Shipped e funzionante oggi

  • Baseline operativa Phase 1-5 (flow state, flow literature/experiment/writing, orchestratore MVP, recovery fallimenti bounded)
  • Hardening audit Phase 5.5 (immutabilità export-snapshot, provenance signals, correzioni di boundary, validator closeout-honesty)
  • Kernel bridge Phase 6 + binding reali provider CLI (Codex verificato, Claude CLI scaffoldato)
  • Correzioni di onestà Phase 6.1 / 6.2 su Gate 17 (probe runtime hook kernel sostituisce array hook sintetici; metadata dbAvailable / sourceMode previene la patologia silent-zero)
  • Phase 7 Wave 1A espansione superficie execution (3 nuovi task kind: experiment-flow-register, writing-export-finalize, results-bundle-discover)

Parziale o deferito

  • Phase 7 Wave 1B (due review-lane task kind contrarian-claim-review / citation-verification-review) deferita dietro FU-7-001 (generalizzazione review-lane per review task non-execution-lineage). Wave 1 NON è chiusa finché 1A + 1B non shipano entrambi.
  • 9 delle 12 superfici comando /flow-* / orchestrator sono contratti markdown che l'agente segue, non comandi CLI standalone. Questo repo spinge deliberatamente l'espansione dispatcher CLI a Phase 7 Wave 2 invece di overclaimare oggi.
  • Three-tier writing (claim-backed / artifact-backed / free) è markdown-header oggi; metadata tier enforced da schema arriva in Phase 7 Wave 3.
  • Connector Obsidian copia due file markdown.
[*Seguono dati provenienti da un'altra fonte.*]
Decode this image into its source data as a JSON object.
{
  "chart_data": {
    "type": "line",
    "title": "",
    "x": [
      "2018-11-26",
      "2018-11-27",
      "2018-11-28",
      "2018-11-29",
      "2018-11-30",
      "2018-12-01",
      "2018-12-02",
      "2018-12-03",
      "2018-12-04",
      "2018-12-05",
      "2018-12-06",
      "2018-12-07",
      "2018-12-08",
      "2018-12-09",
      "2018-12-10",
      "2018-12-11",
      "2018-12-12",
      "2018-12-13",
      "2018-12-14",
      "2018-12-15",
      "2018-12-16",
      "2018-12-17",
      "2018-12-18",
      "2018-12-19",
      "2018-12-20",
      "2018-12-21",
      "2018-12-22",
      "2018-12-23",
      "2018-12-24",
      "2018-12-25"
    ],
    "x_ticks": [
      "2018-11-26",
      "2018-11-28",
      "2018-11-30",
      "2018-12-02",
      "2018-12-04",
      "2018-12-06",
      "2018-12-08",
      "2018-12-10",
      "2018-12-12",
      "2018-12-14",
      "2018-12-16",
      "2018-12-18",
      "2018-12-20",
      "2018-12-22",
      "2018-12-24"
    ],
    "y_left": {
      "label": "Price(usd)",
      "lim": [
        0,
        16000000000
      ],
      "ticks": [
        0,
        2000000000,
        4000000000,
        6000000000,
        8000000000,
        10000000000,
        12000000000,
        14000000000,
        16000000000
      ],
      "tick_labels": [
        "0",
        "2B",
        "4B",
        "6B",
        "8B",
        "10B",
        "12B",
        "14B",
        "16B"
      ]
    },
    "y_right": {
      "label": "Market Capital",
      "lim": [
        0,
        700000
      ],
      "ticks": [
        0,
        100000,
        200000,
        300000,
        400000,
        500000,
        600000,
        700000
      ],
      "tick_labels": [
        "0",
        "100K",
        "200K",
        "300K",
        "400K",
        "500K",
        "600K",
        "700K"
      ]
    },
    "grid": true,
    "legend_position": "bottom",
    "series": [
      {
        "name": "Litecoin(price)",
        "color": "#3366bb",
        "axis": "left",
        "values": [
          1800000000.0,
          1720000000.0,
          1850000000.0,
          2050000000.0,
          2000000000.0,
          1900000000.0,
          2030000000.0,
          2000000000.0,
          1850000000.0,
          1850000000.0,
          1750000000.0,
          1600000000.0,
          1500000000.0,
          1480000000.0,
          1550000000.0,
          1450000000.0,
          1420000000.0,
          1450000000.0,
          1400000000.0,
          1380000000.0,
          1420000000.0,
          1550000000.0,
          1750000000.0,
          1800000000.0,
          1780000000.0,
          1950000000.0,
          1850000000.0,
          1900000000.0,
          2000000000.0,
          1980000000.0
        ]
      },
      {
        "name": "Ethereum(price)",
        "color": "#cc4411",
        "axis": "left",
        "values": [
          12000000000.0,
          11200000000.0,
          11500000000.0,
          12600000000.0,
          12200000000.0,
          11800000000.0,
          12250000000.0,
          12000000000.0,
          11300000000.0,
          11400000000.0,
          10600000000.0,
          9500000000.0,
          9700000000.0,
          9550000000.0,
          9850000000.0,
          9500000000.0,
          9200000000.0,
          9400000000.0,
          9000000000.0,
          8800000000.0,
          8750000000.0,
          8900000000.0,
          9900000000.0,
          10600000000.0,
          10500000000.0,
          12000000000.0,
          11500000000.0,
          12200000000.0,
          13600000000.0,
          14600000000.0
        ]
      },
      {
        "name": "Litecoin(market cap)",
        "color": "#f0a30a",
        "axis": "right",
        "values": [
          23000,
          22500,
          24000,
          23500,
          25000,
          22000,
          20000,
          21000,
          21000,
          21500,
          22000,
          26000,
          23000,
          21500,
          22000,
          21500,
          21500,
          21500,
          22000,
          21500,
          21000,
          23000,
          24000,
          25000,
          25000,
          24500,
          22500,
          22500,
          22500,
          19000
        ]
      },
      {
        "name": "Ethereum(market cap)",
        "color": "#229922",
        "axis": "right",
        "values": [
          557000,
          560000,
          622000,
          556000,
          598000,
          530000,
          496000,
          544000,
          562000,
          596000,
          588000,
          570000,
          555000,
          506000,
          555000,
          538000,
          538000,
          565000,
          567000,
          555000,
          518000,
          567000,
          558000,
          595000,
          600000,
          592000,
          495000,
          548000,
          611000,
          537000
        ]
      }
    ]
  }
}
È schedulato per un rename onesto a vault-target-export in Phase 7 Wave 4, non per un'integrazione API Obsidian profonda.
  • Zotero ingress è un candidato Phase 8+ (prerequisito kernel-side per import citation).
  • Scheduling automation usa una idempotency key ISO-week; un workflow schedulato GitHub Actions arriva in Phase 7 Wave 4.

Gate dogfood corrente

Phase 7 Wave 1A è committata localmente ma pushata solo dopo Dogfood Sprint 0 — un pass di 3-5 giorni di lavoro scRNA-seq reale attraverso VRE per confermare che la macchina morda scienza vera prima di costruire altra macchina. Quando lo sprint produce un mini-dossier (dataset, domanda, claim, evidenza, limiti, confounder, review avversaria), lo scope Wave 1B / Wave 2 è ri-validato contro le frizioni che il workflow reale espone.


Come verificare che il repo funziona davvero

npm install
npm run check

Dovrebbe riportare pass 525+, fail 0, 12/12 validators OK, uno skip dichiarato live-kernel.
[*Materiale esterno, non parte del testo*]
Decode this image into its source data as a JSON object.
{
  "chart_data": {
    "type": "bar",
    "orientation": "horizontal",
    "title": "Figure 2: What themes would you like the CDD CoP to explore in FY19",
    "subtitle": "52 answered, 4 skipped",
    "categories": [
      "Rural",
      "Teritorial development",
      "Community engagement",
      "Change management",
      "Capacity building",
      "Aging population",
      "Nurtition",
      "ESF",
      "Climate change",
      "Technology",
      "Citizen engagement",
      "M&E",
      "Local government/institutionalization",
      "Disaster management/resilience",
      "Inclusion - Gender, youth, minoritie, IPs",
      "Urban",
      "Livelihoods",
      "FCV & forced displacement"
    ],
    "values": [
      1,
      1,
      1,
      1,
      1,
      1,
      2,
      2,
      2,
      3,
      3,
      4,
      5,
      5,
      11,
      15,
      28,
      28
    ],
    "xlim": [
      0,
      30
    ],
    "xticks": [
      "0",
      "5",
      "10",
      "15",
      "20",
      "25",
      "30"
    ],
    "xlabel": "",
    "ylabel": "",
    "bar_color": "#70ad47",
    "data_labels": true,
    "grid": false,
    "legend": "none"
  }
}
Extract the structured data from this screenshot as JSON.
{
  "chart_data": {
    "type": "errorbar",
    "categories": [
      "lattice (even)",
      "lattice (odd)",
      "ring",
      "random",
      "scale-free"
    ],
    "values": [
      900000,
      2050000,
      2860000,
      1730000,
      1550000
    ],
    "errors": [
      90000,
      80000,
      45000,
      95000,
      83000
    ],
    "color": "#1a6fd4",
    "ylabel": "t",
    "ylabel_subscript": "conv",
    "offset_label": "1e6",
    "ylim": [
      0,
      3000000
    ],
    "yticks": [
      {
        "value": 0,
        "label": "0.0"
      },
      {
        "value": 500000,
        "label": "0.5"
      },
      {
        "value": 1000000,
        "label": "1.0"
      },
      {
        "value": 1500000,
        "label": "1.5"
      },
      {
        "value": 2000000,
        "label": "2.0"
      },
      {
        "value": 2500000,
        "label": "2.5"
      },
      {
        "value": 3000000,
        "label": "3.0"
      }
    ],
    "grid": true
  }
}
Attiva anche il probe live-kernel:

VRE_KERNEL_PATH=../vibe-science node --test \
  environment/tests/compatibility/kernel-governance-probe.test.js

Esegue 8 probe bidirezionali contro il kernel reale, incluso listGateChecks hooks must exactly equal the required non-negotiable set e schema_file_protection must not be synthetic.

Evidenza concreta da ispezionare:

Gli artefatti interni di planning (closeout delle fasi, piano di implementazione, indice spec) non sono pubblicati sul repo pubblico. Guidano lo sviluppo in locale ma contengono contesto di design non ancora open-source.


Cosa non è

  • Non è una piattaforma agente generica
  • Non è un dashboard SaaS
  • Non è un generatore automatico di paper
  • Non è una memoria nascosta che inventa continuità dalla chat
  • Non è un sostituto del kernel scientifico
  • Non è un sostituto della metodologia scientifica

È un guscio di lavoro per ricerca seria con AI dove stato, packaging, review e recovery devono restare ispezionabili.


Entry point

  • Protocollo agente di ricerca — la skill che un agente carica quando fa ricerca in questo progetto (registrazione paper, claim ledger, disciplina manifest, R2 review)
  • CLAUDE.md — contesto di progetto auto-caricato per Claude Code
  • Helper flow runtimeliterature.js, experiment.js, writing.js, results-discovery.js, session-digest.js
  • Orchestratore — coda, execution lane, review lane, task registry
  • Kernel bridge — bridge read-only al kernel sibling vibe-science

I closeout dettagliati delle fasi, i piani di implementazione e gli indici spec sono tenuti in doc di planning locali non pubblicati qui.